American jazz musician

Arnett Nelson (March 8, 1892 - March 14, 1959), sometimes credited as King Mutt, was an American jazz and blues musician who played clarinet or alto saxophone on many recordings made in Chicago in the 1920s and 1930s.

==Early life==
He was born in Ellisville, Mississippi, and grew up in nearby Laurel.

== Career ==
Nelson served in World War I, and then played professionally in a band led by John Collins, the father of Lee Collins. Lee Collins described Nelson as a musician with a "weird style", who "liked to do tricks with his clarinet. He would take it all apart and play it." His first known recordings were in Chicago in 1923, as a member of Jimmy Wade's Moulin Rouge Orchestra. While with Wade, Nelson wrote "Buddy's Habit" with Charley Straight. The tune was recorded by King Oliver's Jazz Band with a notable solo by Louis Armstrong, and later by many other musicians

Although the extent of his involvement on sessions in the late 1920s is uncertain, he certainly played with Wade on sessions with singers Victoria Spivey and Perry Bradford, and in 1928 with cornettist Punch Miller and pianist Alex Hill. The following year, he played on sessions with female impersonator Frankie "Half Pint" Jaxon. In the mid-1930s he led his own Hot Four quartet, which comprised guitarist Big Bill Broonzy, steel guitarist Casey Bill Weldon, pianist Black Bob, and bass player Bill Settles. They were sometimes credited as King Mutt and His Tennessee Thumpers.

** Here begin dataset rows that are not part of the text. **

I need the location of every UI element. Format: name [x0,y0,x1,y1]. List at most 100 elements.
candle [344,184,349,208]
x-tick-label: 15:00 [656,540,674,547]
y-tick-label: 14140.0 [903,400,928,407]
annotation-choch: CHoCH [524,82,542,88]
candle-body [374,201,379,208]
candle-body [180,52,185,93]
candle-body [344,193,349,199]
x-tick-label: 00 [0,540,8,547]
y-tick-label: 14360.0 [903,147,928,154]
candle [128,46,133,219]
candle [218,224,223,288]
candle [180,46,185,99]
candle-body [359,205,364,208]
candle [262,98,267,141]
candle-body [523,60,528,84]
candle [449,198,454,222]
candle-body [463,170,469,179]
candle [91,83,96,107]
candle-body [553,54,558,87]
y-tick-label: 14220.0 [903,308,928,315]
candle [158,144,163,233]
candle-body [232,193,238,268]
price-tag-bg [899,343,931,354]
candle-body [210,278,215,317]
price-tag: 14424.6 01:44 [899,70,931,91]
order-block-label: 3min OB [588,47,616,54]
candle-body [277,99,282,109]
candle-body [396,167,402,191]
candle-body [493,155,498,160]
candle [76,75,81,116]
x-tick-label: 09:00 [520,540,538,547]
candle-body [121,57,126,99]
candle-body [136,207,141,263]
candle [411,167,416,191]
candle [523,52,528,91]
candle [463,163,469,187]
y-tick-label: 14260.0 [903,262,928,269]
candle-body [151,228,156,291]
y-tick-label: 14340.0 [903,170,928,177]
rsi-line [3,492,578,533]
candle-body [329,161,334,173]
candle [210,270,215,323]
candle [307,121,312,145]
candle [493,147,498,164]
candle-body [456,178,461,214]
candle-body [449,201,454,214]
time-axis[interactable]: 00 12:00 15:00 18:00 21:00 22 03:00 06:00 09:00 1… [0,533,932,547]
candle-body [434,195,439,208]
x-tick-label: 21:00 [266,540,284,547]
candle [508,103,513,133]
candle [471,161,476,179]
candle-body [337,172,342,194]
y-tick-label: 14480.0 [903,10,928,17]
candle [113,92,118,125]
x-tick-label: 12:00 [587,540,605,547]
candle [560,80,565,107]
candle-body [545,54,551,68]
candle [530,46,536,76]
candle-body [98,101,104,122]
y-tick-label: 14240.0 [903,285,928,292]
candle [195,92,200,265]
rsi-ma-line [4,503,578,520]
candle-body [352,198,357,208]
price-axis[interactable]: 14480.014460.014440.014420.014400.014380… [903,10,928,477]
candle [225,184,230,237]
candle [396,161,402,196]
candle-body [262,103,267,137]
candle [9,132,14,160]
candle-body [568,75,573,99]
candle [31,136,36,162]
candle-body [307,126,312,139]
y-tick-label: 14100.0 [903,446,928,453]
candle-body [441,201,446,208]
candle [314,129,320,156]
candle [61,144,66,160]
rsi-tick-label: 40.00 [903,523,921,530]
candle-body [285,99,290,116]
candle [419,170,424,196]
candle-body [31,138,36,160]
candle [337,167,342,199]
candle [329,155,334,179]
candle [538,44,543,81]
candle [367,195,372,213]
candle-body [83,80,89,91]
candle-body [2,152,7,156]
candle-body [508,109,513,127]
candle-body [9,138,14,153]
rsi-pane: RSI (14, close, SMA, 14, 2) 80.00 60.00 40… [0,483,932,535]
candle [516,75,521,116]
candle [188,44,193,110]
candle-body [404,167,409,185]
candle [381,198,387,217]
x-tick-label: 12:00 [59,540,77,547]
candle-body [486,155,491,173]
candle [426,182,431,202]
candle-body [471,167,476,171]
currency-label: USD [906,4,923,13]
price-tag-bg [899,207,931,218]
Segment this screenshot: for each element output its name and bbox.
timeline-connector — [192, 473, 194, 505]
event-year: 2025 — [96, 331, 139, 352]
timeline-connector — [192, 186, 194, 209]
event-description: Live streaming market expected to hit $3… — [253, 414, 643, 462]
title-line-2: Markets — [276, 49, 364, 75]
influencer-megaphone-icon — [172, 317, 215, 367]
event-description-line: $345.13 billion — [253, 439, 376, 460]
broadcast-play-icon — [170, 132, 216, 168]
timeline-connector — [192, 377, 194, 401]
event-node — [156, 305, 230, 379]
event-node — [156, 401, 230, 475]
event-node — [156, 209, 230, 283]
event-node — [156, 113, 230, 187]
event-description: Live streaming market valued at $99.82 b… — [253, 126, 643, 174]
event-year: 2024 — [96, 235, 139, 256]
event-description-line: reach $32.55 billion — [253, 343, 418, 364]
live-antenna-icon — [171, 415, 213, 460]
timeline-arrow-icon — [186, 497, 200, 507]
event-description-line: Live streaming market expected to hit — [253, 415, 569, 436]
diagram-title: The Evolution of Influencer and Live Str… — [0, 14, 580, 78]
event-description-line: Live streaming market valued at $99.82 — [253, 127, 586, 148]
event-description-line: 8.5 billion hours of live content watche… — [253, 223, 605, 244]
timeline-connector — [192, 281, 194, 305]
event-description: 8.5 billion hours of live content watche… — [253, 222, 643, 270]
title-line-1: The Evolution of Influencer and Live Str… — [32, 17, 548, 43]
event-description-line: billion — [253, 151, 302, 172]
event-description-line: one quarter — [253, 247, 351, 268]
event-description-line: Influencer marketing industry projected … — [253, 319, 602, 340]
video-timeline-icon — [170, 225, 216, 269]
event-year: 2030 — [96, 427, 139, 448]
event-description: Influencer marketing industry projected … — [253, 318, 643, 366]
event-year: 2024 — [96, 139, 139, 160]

As a session musician, Nelson played on many blues recordings in Chicago in the 1930s, including records by Sweet Pease Spivey, Lil Johnson, Tampa Red, Bumble Bee Slim, Washboard Sam, Red Nelson, and the Washboard Rhythm Kings. On one 1936 recording by the State Street Swingers, bandleader Leonard Scott is heard to comment: "What's that you're doing, Arnett? I never heard nobody do that before."

== Personal life ==
After 1940, Nelson's dependence on alcohol led to him to withdraw from a public career. He died in Chicago in 1959, aged 67.